READ MORE: Ontario education unions launch court challenges of public sector wage cap

The elementary teachers’ union, meanwhile, recently claimed that a deal had been within reach during their talks on Jan. 31, following three days of bargaining with the province — but also claimed that the provincial government had then “abruptly” changed its position. Union President Sam Hammond alleged that the PCs’ negotiators did not sign a letter of commitment to maintain the current kindergarten model in Ontario — a key issue in their talks, which Lecce has claimed the PCs are committed to.

Hammond also alleged that the government’s position on special education funding was “less than half” of the priority and special education funding that was negotiated in 2017, and that government negotiators had introduced demands for “major concessions around fair hiring.” On the question of hiring practices, Lecce has presented the government’s position as eschewing rules around hiring teachers based on seniority in favour of merit-based selection.
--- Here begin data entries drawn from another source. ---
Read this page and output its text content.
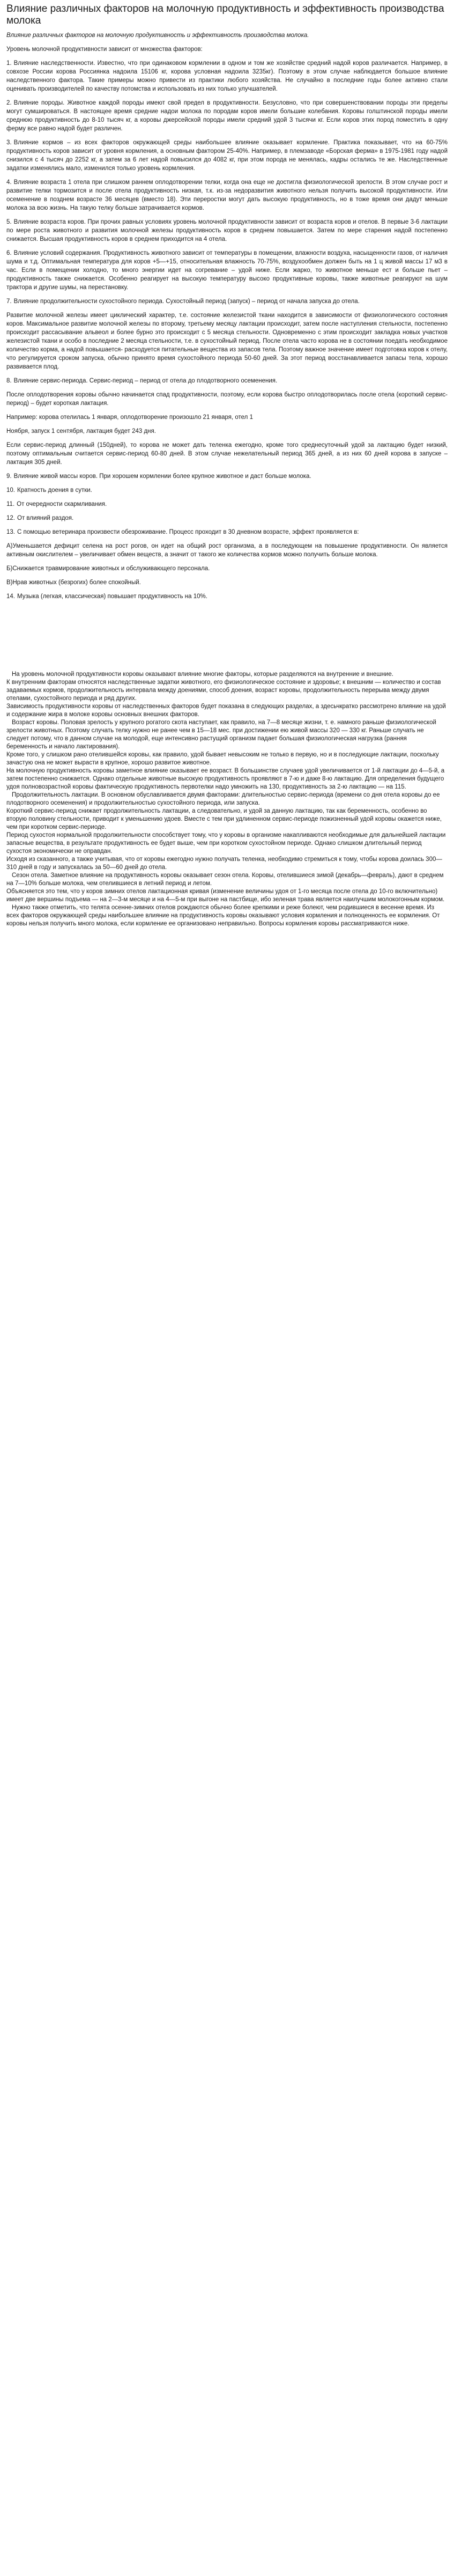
Влияние различных факторов на молочную продуктивность и эффективность производства молока

Влияние различных факторов на молочную продуктивность и эффективность производства молока.

Уровень молочной продуктивности зависит от множества факторов:

1. Влияние наследственности. Известно, что при одинаковом кормлении в одном и том же хозяйстве средний надой коров различается. Например, в совхозе России корова Россиянка надоила 15106 кг, корова условная надоила 3235кг). Поэтому в этом случае наблюдается большое влияние наследственного фактора. Такие примеры можно привести из практики любого хозяйства. Не случайно в последние годы более активно стали оценивать производителей по качеству потомства и использовать из них только улучшателей.

2. Влияние породы. Животное каждой породы имеют свой предел в продуктивности. Безусловно, что при совершенствовании породы эти пределы могут сумшироваться. В настоящее время средние надои молока по породам коров имели большие колебания. Коровы голштинской породы имели среднюю продуктивность до 8-10 тысяч кг, а коровы джерсейской породы имели средний удой 3 тысячи кг. Если коров этих пород поместить в одну ферму все равно надой будет различен.

3. Влияние кормов – из всех факторов окружающей среды наибольшее влияние оказывает кормление. Практика показывает, что на 60-75% продуктивность коров зависит от уровня кормления, а основным фактором 25-40%. Например, в племзаводе «Борская ферма» в 1975-1981 году надой снизился с 4 тысяч до 2252 кг, а затем за 6 лет надой повысился до 4082 кг, при этом порода не менялась, кадры остались те же. Наследственные задатки изменялись мало, изменился только уровень кормления.

4. Влияние возраста 1 отела при слишком раннем оплодотворении телки, когда она еще не достигла физиологической зрелости. В этом случае рост и развитие телки тормозится и после отела продуктивность низкая, т.к. из-за недоразвития животного нельзя получить высокой продуктивности. Или осеменение в позднем возрасте 36 месяцев (вместо 18). Эти переростки могут дать высокую продуктивность, но в тоже время они дадут меньше молока за всю жизнь. На такую телку больше затрачивается кормов.

5. Влияние возраста коров. При прочих равных условиях уровень молочной продуктивности зависит от возраста коров и отелов. В первые 3-6 лактации по мере роста животного и развития молочной железы продуктивность коров в среднем повышается. Затем по мере старения надой постепенно снижается. Высшая продуктивность коров в среднем приходится на 4 отела.

6. Влияние условий содержания. Продуктивность животного зависит от температуры в помещении, влажности воздуха, насыщенности газов, от наличия шума и т.д. Оптимальная температура для коров +5—+15, относительная влажность 70-75%, воздухообмен должен быть на 1 ц живой массы 17 м3 в час. Если в помещении холодно, то много энергии идет на согревание – удой ниже. Если жарко, то животное меньше ест и больше пьет – продуктивность также снижается. Особенно реагирует на высокую температуру высоко продуктивные коровы, также животные реагируют на шум трактора и другие шумы, на перестановку.

7. Влияние продолжительности сухостойного периода. Сухостойный период (запуск) – период от начала запуска до отела.

Развитие молочной железы имеет циклический характер, т.е. состояние железистой ткани находится в зависимости от физиологического состояния коров. Максимальное развитие молочной железы по второму, третьему месяцу лактации происходит, затем после наступления стельности, постепенно происходит рассасывание альвеол и более бурно это происходит с 5 месяца стельности. Одновременно с этим происходит закладка новых участков железистой ткани и особо в последние 2 месяца стельности, т.е. в сухостойный период. После отела часто корова не в состоянии поедать необходимое количество корма, а надой повышается- расходуется питательные вещества из запасов тела. Поэтому важное значение имеет подготовка коров к отелу, что регулируется сроком запуска, обычно принято время сухостойного периода 50-60 дней. За этот период восстанавливается запасы тела, хорошо развивается плод.

8. Влияние сервис-периода. Сервис-период – период от отела до плодотворного осеменения.

После оплодотворения коровы обычно начинается спад продуктивности, поэтому, если корова быстро оплодотворилась после отела (короткий сервис-период) – будет короткая лактация.

Например: корова отелилась 1 января, оплодотворение произошло 21 января, отел 1

Ноября, запуск 1 сентября, лактация будет 243 дня.

Если сервис-период длинный (150дней), то корова не может дать теленка ежегодно, кроме того среднесуточный удой за лактацию будет низкий, поэтому оптимальным считается сервис-период 60-80 дней. В этом случае нежелательный период 365 дней, а из них 60 дней корова в запуске – лактация 305 дней.

9. Влияние живой массы коров. При хорошем кормлении более крупное животное и даст больше молока.

10. Кратность доения в сутки.

11. От очередности скармливания.

12. От влияний раздоя.

13. С помощью ветеринара произвести обезроживание. Процесс проходит в 30 дневном возрасте, эффект проявляется в:

А)Уменьшается дефицит селена на рост рогов, он идет на общий рост организма, а в последующем на повышение продуктивности. Он является активным окислителем – увеличивает обмен веществ, а значит от такого же количества кормов можно получить больше молока.

Б)Снижается травмирование животных и обслуживающего персонала.

В)Нрав животных (безрогих) более спокойный.

14. Музыка (легкая, классическая) повышает продуктивность на 10%.

На уровень молочной продуктивности коровы оказывают влияние многие факторы, которые разделяются на внутренние и внешние.

К внутренним факторам относятся наследственные задатки животного, его физиологическое состояние и здоровье; к внешним — количество и состав задаваемых кормов, продолжительность интервала между доениями, способ доения, возраст коровы, продолжительность перерыва между двумя отелами, сухостойного периода и ряд других.

Зависимость продуктивности коровы от наследственных факторов будет показана в следующих разделах, а здесьчкратко рассмотрено влияние на удой и содержание жира в молоке коровы основных внешних факторов.

Возраст коровы. Половая зрелость у крупного рогатого скота наступает, как правило, на 7—8 месяце жизни, т. е. намного раньше физиологической зрелости животных. Поэтому случать телку нужно не ранее чем в 15—18 мес. при достижении ею живой массы 320 — 330 кг. Раньше случать не следует потому, что в данном случае на молодой, еще интенсивно растущий организм падает большая физиологическая нагрузка (ранняя беременность и начало лактирования).

Кроме того, у слишком рано отелившейся коровы, как правило, удой бывает невысоким не только в первую, но и в последующие лактации, поскольку зачастую она не может вырасти в крупное, хорошо развитое животное.

На молочную продуктивность коровы заметное влияние оказывает ее возраст. В большинстве случаев удой увеличивается от 1-й лактации до 4—5-й, а затем постепенно снижается. Однако отдельные животные высокую продуктивность проявляют в 7-ю и даже 8-ю лактацию. Для определения будущего удоя полновозрастной коровы фактическую продуктивность первотелки надо умножить на 130, продуктивность за 2-ю лактацию — на 115.

Продолжительность лактации. В основном обуславливается двумя факторами: длительностью сервис-периода (времени со дня отела коровы до ее плодотворного осеменения) и продолжительностью сухостойного периода, или запуска.

Короткий сервис-период снижает продолжительность лактации, а следовательно, и удой за данную лактацию, так как беременность, особенно во вторую половину стельности, приводит к уменьшению удоев. Вместе с тем при удлиненном сервис-периоде пожизненный удой коровы окажется ниже, чем при коротком сервис-периоде.

Период сухостоя нормальной продолжительности способствует тому, что у коровы в организме накапливаются необходимые для дальнейшей лактации запасные вещества, в результате продуктивность ее будет выше, чем при коротком сухостойном периоде. Однако слишком длительный период сухостоя экономически не оправдан.

Исходя из сказанного, а также учитывая, что от коровы ежегодно нужно получать теленка, необходимо стремиться к тому, чтобы корова доилась 300—310 дней в году и запускалась за 50—60 дней до отела.

Сезон отела. Заметное влияние на продуктивность коровы оказывает сезон отела. Коровы, отелившиеся зимой (декабрь—февраль), дают в среднем на 7—10% больше молока, чем отелившиеся в летний период и летом.

Объясняется это тем, что у коров зимних отелов лактационная кривая (изменение величины удоя от 1-го месяца после отела до 10-го включительно) имеет две вершины подъема — на 2—3-м месяце и на 4—5-м при выгоне на пастбище, ибо зеленая трава является наилучшим молокогонным кормом.

Нужно также отметить, что телята осенне-зимних отелов рождаются обычно более крепкими и реже болеют, чем родившиеся в весенне время. Из всех факторов окружающей среды наибольшее влияние на продуктивность коровы оказывают условия кормления и полноценность ее кормления. От коровы нельзя получить много молока, если кормление ее организовано неправильно. Вопросы кормления коровы рассматриваются ниже.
Education Minister Stephen Lecce was a guest at the Canadian Club luncheon event at the Royal York Hotel. Toronto Star/Rick Madonik

Other prominent debates at the negotiating tables include class sizes and the government’s plan to implement mandatory online learning for high-school students. Compensation has been an area subject to particular public disagreement, especially in talks with the secondary educators’ union, who have requested a two per cent increase in salary and a six per cent increase in benefits — arguing that doing so would keep pace with the rate of inflation. Lecce has billed their ask as an “unacceptable request.”

Compensation issues at any of the negotiating tables are complicated by the PC government’s new public sector wage cap legislation, which was passed at Queen’s Park in the fall and limits increases to one per cent. Despite the legislation containing a mechanism allowing for exceptions, Premier Doug Ford told reporters in January that his government won’t budge on that cap.
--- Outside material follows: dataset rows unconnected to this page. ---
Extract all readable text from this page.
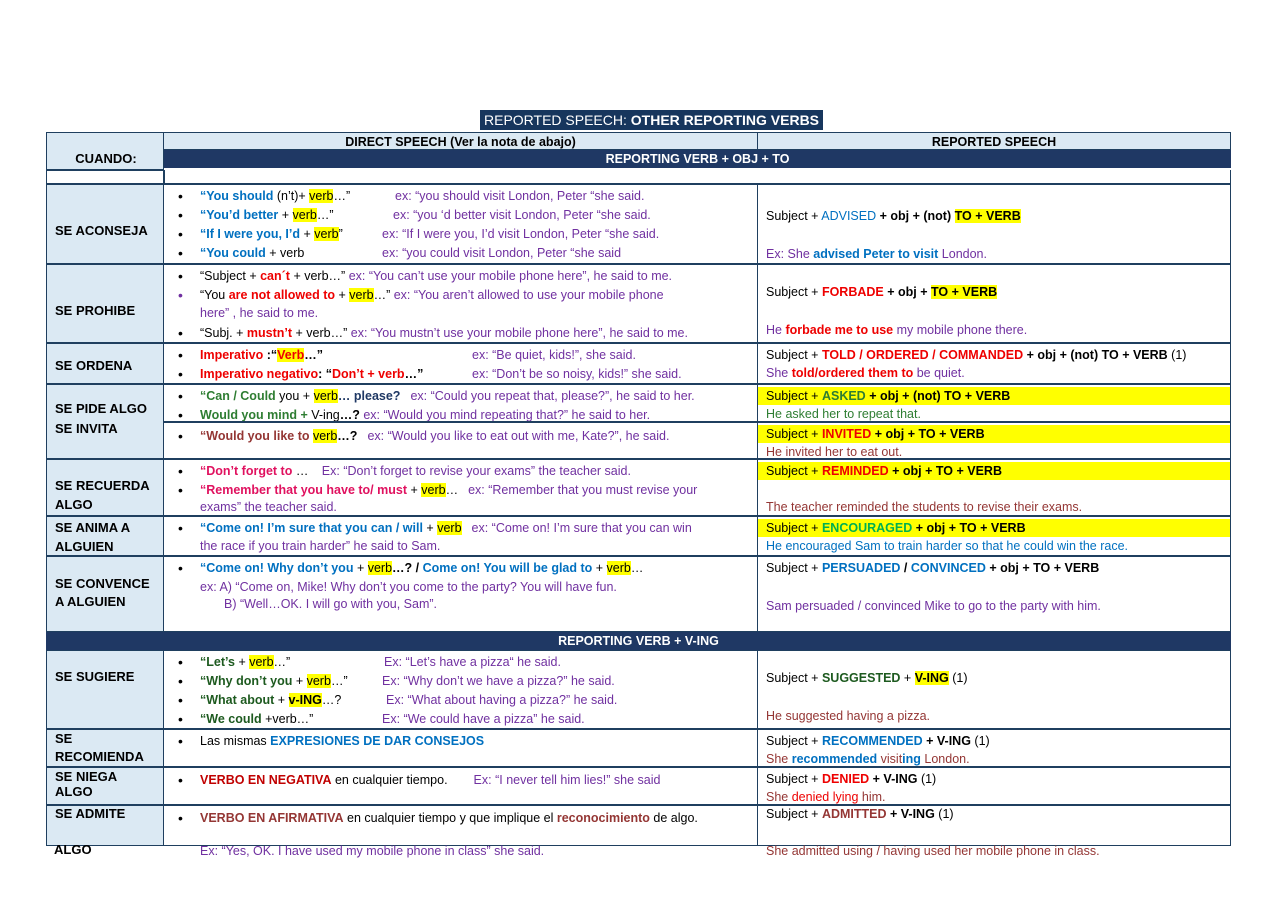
REPORTED SPEECH: OTHER REPORTING VERBS
CUANDO:
DIRECT SPEECH (Ver la nota de abajo)	REPORTED SPEECH
REPORTING VERB + OBJ + TO
SE ACONSEJA
• “You should (n’t)+ verb…”	ex: “you should visit London, Peter “she said.
• “You’d better + verb…”	ex: “you ‘d better visit London, Peter “she said.
• “If I were you, I’d + verb”	ex: “If I were you, I’d visit London, Peter “she said.
• “You could + verb	ex: “you could visit London, Peter “she said
Subject + ADVISED + obj + (not) TO + VERB
Ex: She advised Peter to visit London.
SE PROHIBE
• “Subject + can´t + verb…” ex: “You can’t use your mobile phone here”, he said to me.
• “You are not allowed to + verb…” ex: “You aren’t allowed to use your mobile phone
here” , he said to me.
• “Subj. + mustn’t + verb…” ex: “You mustn’t use your mobile phone here”, he said to me.
Subject + FORBADE + obj + TO + VERB
He forbade me to use my mobile phone there.
SE ORDENA
• Imperativo :“Verb…”	ex: “Be quiet, kids!”, she said.
• Imperativo negativo: “Don’t + verb…”	ex: “Don’t be so noisy, kids!” she said.
Subject + TOLD / ORDERED / COMMANDED + obj + (not) TO + VERB (1)
She told/ordered them to be quiet.
SE PIDE ALGO
SE INVITA
• “Can / Could you + verb… please? ex: “Could you repeat that, please?”, he said to her.
• Would you mind + V-ing…? ex: “Would you mind repeating that?” he said to her.
Subject + ASKED + obj + (not) TO + VERB
He asked her to repeat that.
• “Would you like to verb…? ex: “Would you like to eat out with me, Kate?”, he said.	Subject + INVITED + obj + TO + VERB
He invited her to eat out.
SE RECUERDA ALGO
• “Don’t forget to … Ex: “Don’t forget to revise your exams” the teacher said.
• “Remember that you have to/ must + verb… ex: “Remember that you must revise your
exams” the teacher said.
Subject + REMINDED + obj + TO + VERB
The teacher reminded the students to revise their exams.
SE ANIMA A ALGUIEN
• “Come on! I’m sure that you can / will + verb ex: “Come on! I’m sure that you can win
the race if you train harder” he said to Sam.
Subject + ENCOURAGED + obj + TO + VERB
He encouraged Sam to train harder so that he could win the race.
SE CONVENCE A ALGUIEN
• “Come on! Why don’t you + verb…? / Come on! You will be glad to + verb…
ex: A) “Come on, Mike! Why don’t you come to the party? You will have fun.
B) “Well…OK. I will go with you, Sam”.
Subject + PERSUADED / CONVINCED + obj + TO + VERB
Sam persuaded / convinced Mike to go to the party with him.
REPORTING VERB + V-ING
SE SUGIERE
• “Let’s + verb…”	Ex: “Let’s have a pizza“ he said.
• “Why don’t you + verb…”	Ex: “Why don’t we have a pizza?” he said.
• “What about + v-ING…?	Ex: “What about having a pizza?” he said.
• “We could +verb…”	Ex: “We could have a pizza” he said.
Subject + SUGGESTED + V-ING (1)
He suggested having a pizza.
SE RECOMIENDA
• Las mismas EXPRESIONES DE DAR CONSEJOS	Subject + RECOMMENDED + V-ING (1)
She recommended visiting London.
SE NIEGA ALGO
• VERBO EN NEGATIVA en cualquier tiempo. Ex: “I never tell him lies!” she said	Subject + DENIED + V-ING (1)
She denied lying him.
SE ADMITE
•	VERBO EN AFIRMATIVA en cualquier tiempo y que implique el reconocimiento de algo.	Subject + ADMITTED + V-ING (1)
ALGO	Ex: “Yes, OK. I have used my mobile phone in class” she said.	She admitted using / having used her mobile phone in class.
It’s an argument that will likely play out in the courts as well as at the negotiating table, as the associations representing Ontario’s public elementary, public secondary, French and English Catholic educators are among unions challenging the public sector wage cap legally — arguing that it violates their constitutional rights to unrestricted collective bargaining.

READ MORE: Amid fractious talks, Ontario education minister requests mediation with unions

Opposition parties have sharply critiqued the PCs’ handling of education negotiations, with NDP leader Andrea Horwath advocating in recent weeks for Lecce’s removal from the education post — arguing that he had “demonized” education workers since assuming the role last June. (Ford’s office has reportedly rejected that call.) The NDP has also taken aim at Ford’s remarks around teacher bargaining, including his labelling of education unions as “thugs” last year.

Another saga has been playing out on the sidelines. Earlier this month, full-page newspaper ads appeared in the Toronto Star, the Globe and Mail, the National Post and the Toronto Sun from a group presenting itself as “Vaughan Working Families,” deriding teacher’s union leaders and accusing them of using children as “pawns.” The Star has since traced the ads back to a lawyer whom the provincial PCs appointed as vice-chair of the Liquor Control Board of Ontario last year, Quinto Annibale — noting that it was unclear if a client had commissioned the pricey ad. Ford’s office has denied any connection to the spate of advertisements.

The education union leaders were pressed on Wednesday about the impact of ongoing labour action on families in Ontario, to which Sabourin acknowledged that they were “asking a big sacrifice of everybody.” Bischof told reporters all the groups still had somewhat different issues on the table, and that he believed individual bargaining would still be required despite the group’s decision to strike in coordination. 

There was no one breaking point that spurred the latest move, Hammond told reporters. “We’re just at a point where this has become a fight where we need to step forward, in a different way, together,” he said.

The strike is to take place on Feb. 21 — which is also the first day of the PCs’ 2020 policy conference.